Dans le cas de Melnyk, ses médecins n'ont pas voulu dévoiler les causes de sa maladie. Outre l'hépatite, le foie peut se dégénérer en raison de maladies du système immunitaire, d'une condition métabolique, de la consommation d'alcool, d'un cancer ou de plusieurs autres maladies, peut-on lire dans un document émis par le Toronto General Hospital lors de leur conférence de presse de jeudi.

Peu importe, vraiment.

L'important est qu'une personne qui a apporté une grande contribution dans ses communautés - j'en ai parlé dans ma chronique de samedi dernier - pourra continuer à le faire, tout en ayant la chance de voir ses deux enfants grandir encore un peu plus. C'est donc un peu ridicule que des gens critiquent le fait que l'équipe ait lancé un large appel au public, ou s'interrogent à savoir si ce résident des Barbades verra les coûts de son opération être couverts ou non par le Plan d'assurance-santé de l'Ontario - s'ils ne le sont pas, je pense que ce milliardaire qui a déjà fait un don de 5 millions $ au St. Joseph's Health Center de Toronto, où son père Ferdinand était médecin, devrait être capable d'acquitter la facture.

«Les réseaux sociaux ont certes aidé beaucoup sa cause et je ne le blâme pas. C'est certain qu'il y a peut-être des gens qui sont en attente pour un foie et qui n'ont pas autant de facilité au niveau des communications que lui. Mais un jour, il va peut-être le remettre d'une autre façon», souligne Lavictoire, qui n'a pas trop de séquelles de sa transplantation, pouvant aller au gymnase tous les jours et jouer au golf trois fois par semaine tout en s'abstenant de boire de l'alcool et en prenant ses médicaments anti-rejet.

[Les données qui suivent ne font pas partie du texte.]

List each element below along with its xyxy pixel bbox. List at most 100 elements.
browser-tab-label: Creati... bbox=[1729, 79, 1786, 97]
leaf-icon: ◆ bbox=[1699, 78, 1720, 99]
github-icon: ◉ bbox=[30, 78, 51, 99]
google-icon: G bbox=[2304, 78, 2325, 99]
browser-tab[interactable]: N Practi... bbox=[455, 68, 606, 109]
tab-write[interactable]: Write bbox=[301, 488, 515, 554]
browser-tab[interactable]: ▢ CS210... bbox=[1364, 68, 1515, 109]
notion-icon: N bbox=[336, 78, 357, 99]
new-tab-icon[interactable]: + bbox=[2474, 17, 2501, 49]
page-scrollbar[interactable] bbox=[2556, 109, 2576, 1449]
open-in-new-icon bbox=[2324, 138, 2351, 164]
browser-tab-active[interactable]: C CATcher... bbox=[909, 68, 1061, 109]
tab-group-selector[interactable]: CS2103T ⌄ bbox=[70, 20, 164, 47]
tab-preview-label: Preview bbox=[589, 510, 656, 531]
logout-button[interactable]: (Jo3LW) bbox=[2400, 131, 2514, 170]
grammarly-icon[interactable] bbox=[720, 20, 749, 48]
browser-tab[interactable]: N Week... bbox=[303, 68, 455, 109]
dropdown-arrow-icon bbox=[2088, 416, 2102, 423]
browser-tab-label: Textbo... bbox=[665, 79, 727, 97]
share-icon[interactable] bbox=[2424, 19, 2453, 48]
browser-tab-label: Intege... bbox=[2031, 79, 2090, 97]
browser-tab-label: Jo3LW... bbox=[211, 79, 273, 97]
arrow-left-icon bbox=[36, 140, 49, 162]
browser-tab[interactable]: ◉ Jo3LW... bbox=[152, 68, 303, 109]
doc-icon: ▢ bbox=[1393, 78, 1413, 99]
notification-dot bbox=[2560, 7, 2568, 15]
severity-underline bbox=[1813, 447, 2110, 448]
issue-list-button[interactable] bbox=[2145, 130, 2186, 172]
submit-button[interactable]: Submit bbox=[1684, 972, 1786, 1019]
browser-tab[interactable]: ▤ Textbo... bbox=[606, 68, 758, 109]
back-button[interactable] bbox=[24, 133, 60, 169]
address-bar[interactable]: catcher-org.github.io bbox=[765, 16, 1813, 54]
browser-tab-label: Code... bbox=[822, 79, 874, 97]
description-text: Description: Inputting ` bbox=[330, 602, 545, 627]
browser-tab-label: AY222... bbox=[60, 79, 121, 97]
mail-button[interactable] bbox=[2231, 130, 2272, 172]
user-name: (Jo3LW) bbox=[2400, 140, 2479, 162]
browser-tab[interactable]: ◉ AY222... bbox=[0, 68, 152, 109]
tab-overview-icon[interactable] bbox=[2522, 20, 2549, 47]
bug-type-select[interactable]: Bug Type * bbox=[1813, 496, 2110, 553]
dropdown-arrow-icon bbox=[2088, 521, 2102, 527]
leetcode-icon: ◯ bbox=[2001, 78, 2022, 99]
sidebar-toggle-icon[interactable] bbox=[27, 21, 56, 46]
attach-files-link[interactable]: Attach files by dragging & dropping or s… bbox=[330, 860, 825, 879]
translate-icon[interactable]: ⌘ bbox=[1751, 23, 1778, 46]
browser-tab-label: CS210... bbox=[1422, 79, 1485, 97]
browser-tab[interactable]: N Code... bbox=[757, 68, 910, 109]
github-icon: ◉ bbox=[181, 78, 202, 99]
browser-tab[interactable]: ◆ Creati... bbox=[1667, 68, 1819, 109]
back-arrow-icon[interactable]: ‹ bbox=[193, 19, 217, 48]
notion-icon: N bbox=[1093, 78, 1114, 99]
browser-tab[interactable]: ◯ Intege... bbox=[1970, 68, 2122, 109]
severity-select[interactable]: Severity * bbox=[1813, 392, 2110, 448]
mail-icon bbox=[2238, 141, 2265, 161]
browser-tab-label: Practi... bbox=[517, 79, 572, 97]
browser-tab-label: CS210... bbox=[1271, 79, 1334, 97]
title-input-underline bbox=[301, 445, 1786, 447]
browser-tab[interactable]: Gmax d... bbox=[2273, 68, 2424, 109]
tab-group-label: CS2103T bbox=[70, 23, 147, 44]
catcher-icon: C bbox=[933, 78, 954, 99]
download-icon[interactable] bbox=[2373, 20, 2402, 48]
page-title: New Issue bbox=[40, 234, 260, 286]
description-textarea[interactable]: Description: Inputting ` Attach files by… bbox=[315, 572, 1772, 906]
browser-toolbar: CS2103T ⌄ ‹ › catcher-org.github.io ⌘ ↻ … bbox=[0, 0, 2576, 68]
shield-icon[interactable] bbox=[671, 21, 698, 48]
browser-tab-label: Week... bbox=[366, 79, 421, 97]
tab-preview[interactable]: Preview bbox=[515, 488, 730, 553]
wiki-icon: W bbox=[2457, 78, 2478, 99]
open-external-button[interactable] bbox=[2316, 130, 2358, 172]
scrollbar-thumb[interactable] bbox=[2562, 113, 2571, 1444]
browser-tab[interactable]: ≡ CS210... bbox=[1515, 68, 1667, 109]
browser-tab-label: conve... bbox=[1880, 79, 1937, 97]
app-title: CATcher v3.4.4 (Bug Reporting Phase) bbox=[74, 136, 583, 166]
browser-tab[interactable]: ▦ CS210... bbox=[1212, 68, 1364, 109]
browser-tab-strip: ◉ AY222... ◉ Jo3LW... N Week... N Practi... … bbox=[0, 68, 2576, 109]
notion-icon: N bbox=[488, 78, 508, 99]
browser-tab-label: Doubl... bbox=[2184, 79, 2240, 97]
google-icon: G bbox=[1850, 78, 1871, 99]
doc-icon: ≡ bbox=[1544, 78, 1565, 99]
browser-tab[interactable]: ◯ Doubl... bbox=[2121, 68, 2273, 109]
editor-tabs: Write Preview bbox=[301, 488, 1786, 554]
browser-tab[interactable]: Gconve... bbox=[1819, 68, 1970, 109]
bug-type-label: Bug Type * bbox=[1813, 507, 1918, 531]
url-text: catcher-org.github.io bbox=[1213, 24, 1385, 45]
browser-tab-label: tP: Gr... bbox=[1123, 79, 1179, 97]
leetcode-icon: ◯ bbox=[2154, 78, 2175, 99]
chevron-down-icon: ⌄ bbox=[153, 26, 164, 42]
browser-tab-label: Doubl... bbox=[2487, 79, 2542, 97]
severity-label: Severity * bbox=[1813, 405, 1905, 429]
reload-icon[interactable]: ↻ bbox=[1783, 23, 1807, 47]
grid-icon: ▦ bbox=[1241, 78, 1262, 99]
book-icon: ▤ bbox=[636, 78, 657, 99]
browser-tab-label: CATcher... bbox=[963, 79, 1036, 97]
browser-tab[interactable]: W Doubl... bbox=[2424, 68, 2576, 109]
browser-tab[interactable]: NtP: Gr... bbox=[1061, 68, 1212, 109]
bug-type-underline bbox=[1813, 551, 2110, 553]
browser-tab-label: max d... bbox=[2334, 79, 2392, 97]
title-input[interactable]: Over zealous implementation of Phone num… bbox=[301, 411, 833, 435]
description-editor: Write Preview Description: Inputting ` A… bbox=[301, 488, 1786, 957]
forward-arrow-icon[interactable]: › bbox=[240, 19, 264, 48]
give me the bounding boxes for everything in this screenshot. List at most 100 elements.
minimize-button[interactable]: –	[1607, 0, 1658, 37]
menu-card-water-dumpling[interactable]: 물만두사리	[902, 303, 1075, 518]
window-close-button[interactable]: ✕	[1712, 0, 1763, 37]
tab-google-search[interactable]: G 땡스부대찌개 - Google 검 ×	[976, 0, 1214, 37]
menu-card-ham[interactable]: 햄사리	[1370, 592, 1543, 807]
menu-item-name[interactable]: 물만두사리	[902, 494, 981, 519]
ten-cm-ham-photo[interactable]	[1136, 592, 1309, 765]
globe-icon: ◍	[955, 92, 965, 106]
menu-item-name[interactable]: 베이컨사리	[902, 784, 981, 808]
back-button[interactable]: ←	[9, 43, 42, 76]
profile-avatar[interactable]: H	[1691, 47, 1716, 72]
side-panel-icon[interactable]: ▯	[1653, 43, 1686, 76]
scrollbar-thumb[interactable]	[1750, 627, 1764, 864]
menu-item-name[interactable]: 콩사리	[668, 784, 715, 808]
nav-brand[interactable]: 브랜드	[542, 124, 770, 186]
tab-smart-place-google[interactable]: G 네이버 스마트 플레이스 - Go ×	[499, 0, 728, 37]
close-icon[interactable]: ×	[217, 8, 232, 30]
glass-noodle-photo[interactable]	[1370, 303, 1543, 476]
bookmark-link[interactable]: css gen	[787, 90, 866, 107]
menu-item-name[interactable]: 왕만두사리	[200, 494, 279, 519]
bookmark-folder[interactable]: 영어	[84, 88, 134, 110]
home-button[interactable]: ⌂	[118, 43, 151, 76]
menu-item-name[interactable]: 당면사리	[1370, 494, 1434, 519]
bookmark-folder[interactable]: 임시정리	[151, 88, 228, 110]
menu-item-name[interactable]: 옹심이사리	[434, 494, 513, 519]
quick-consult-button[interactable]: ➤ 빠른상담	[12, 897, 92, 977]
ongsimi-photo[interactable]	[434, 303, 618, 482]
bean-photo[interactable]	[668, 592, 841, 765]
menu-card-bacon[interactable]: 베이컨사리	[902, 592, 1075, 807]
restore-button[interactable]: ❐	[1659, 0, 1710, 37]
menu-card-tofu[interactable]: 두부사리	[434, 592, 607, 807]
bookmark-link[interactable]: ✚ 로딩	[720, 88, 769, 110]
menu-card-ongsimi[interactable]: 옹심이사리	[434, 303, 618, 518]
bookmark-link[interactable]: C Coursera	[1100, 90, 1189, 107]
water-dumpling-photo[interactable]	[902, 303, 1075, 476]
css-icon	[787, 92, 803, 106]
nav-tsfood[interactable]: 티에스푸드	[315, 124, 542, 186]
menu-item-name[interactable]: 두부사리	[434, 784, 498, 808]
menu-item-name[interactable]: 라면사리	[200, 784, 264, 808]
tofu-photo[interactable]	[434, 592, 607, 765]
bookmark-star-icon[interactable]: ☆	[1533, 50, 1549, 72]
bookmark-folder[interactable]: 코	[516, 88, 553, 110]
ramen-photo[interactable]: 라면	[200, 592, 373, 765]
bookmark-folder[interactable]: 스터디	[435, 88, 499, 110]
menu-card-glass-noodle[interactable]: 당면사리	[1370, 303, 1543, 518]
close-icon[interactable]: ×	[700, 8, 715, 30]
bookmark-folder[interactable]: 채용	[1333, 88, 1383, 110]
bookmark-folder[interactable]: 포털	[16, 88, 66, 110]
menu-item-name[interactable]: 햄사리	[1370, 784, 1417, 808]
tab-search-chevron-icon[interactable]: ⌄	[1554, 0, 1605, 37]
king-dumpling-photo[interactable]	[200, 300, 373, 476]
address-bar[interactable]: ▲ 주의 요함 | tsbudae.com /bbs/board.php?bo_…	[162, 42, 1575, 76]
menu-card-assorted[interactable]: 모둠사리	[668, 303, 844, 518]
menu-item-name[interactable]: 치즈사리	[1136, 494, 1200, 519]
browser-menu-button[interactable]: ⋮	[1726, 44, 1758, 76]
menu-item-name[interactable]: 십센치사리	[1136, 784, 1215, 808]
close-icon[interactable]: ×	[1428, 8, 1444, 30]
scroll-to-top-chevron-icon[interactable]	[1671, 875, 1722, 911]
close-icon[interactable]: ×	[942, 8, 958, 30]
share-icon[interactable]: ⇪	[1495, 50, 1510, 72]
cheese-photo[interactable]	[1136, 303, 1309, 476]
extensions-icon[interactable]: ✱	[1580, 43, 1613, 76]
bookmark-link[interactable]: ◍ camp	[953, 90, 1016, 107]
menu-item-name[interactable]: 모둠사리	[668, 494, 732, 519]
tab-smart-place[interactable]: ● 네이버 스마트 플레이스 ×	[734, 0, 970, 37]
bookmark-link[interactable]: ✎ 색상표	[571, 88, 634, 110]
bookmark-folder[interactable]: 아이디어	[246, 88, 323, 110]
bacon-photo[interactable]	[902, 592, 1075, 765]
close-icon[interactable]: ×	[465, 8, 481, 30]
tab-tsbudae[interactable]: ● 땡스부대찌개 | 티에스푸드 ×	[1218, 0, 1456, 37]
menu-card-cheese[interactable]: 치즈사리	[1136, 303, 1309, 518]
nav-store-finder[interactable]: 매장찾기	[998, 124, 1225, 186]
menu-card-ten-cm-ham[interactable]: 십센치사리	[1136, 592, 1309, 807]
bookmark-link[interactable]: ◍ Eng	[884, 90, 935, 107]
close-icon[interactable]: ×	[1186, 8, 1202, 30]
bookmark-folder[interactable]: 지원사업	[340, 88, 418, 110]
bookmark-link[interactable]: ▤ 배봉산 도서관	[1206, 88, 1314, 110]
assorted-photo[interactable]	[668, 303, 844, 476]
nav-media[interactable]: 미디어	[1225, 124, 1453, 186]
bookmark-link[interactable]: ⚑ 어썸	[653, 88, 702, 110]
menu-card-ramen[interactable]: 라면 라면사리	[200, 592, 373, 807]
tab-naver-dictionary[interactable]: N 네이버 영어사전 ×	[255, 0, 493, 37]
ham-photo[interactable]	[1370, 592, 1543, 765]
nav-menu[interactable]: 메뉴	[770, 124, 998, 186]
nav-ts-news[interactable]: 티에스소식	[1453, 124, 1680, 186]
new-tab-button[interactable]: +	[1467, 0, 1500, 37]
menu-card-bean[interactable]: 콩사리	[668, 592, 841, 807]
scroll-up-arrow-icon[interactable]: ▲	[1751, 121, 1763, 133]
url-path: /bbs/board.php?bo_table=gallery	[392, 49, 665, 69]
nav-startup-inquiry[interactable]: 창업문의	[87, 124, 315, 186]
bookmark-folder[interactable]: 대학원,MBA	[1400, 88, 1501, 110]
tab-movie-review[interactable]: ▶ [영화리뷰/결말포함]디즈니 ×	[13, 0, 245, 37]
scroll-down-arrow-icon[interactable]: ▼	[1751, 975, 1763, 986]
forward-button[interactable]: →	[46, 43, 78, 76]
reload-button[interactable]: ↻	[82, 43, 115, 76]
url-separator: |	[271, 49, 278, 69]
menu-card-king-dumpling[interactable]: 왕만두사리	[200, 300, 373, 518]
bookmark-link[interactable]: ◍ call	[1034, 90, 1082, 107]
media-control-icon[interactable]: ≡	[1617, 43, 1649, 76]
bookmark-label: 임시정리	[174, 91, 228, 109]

Cet épisode dans la vie d'Eugene Melnyk aura contribué à faire parler du don d'organes, en plus d'ajouter 26 personnes sur la liste de donneurs vivants potentiels en Ontario, ce qui est certes énorme.

Un rappel qu'en Ontario, il faut s'inscrire sur le site Internet soyezundonneur.ca pour que vos organes soient redistribués à votre décès, ce qui peut permettre de sauver huit vies. Au Québec, il faut signer un auto-collant et l'apposer au dos de sa carte d'assurance-maladie. C'est déjà fait depuis longtemps dans mon cas. Pour plus d'informations, visitez le site signezdon.gouv.qc.ca.